In case anyone is interested, after some time, thinking about it and figuring how I might go about it, I finally upgraded the way the Y-Axis on my i3 Clone rode. I got a few more pieces of 2020 Extrusion, two ling pieces of 500mm long 8mm linear rod, four linear bearing mounted in aluminum blocks, and a Gulf Coast Robotics V2 Aluminum Y Carriage plate. I also HIGHLY recommend
this style of T-Nut over the cheap ones that came with my printer that you have to twist to get to grab. They were a huge pain and sucked.
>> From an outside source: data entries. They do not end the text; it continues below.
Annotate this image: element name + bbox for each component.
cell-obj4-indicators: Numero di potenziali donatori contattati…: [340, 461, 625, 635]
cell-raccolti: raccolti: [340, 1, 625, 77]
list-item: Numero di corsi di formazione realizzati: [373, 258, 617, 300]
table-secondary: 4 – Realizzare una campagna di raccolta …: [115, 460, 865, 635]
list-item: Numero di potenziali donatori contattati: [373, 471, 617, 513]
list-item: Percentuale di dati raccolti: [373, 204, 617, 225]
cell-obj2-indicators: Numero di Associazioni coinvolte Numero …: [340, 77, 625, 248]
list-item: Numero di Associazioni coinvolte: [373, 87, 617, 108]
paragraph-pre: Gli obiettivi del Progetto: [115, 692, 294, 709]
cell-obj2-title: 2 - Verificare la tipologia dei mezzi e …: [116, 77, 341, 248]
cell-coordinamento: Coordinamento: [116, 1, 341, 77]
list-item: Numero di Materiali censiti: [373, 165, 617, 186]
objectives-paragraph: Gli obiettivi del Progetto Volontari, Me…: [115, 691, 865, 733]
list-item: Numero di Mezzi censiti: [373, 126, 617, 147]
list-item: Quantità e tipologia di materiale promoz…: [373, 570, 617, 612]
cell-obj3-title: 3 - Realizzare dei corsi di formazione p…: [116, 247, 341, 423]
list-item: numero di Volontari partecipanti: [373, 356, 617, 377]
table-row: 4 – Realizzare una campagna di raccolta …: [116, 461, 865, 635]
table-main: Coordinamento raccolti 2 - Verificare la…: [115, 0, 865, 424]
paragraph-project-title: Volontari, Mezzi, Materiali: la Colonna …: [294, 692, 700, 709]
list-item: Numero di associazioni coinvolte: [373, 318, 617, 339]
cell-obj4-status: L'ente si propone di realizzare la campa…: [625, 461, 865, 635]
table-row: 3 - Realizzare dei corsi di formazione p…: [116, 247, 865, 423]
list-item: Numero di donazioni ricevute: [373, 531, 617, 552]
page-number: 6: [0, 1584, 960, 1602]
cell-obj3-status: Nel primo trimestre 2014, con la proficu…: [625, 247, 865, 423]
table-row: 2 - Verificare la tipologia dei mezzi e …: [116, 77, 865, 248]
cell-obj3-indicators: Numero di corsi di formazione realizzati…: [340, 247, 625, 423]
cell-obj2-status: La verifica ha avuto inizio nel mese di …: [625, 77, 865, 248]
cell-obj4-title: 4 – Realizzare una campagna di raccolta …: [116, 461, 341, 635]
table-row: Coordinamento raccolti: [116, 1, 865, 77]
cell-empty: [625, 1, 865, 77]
In putting it all together, I discovered that the base was not square as originally assembled. Probably didn't make a huge difference, but who knows. I essentially took it all apart and put it back together from the base up, so everything is as perfectly square as it can be no, I think. With the new T-Nuts, everything is held together much better. The build plate is insanely more solid now, and to say it rides smooth on the linear rods and bearings compared to the wheels on the 2040 extrusion doesn't do it justice. The 'waves' that used to be in my prints are now gone. While the build plate does not seem to be truly perfectly flat, it's MUCH better now than it was riding on the 2020 rail and wheels. MUCH less variation. Even got some PETG prints to work nice now. Had lots of problems with the first layer, quite possibly due to the build plates height variation before. I lost about 1/2" in build height, but I've never printed anything that tall anyway.
Here you can see in the print on the left, the 'waves' introduced into the print by the rollers with the original setup, gone on the right print on the new setup
The only thing that I saw now that I haven't had before is these 'flyaways' not sure if or how they could be related to the change in how the build plate rides, but I've printed several of these before and never had them before. The small PETG prints were near perfect, except for some PETG related stringiness and blob issues (The pieces sitting on the build plate are PETG prints after the upgrade). Right now, I don't think I want to try a long PETG print with now the material seems to collect around the nozzle and then get deposited in some random location.
Still need to clean up and maybe re-route the wires and figure out where I want to put the RPi that's running Octoprint.
Maybe my next upgrade down the road will be to turn it into a 'cube', make it wider and upgrade the build plate to 300mm x 300mm, instead of the 300mm x 230mm that it is now.
Edited 1 time(s). Last edit at 11/19/2018 08:56PM by Cougar281.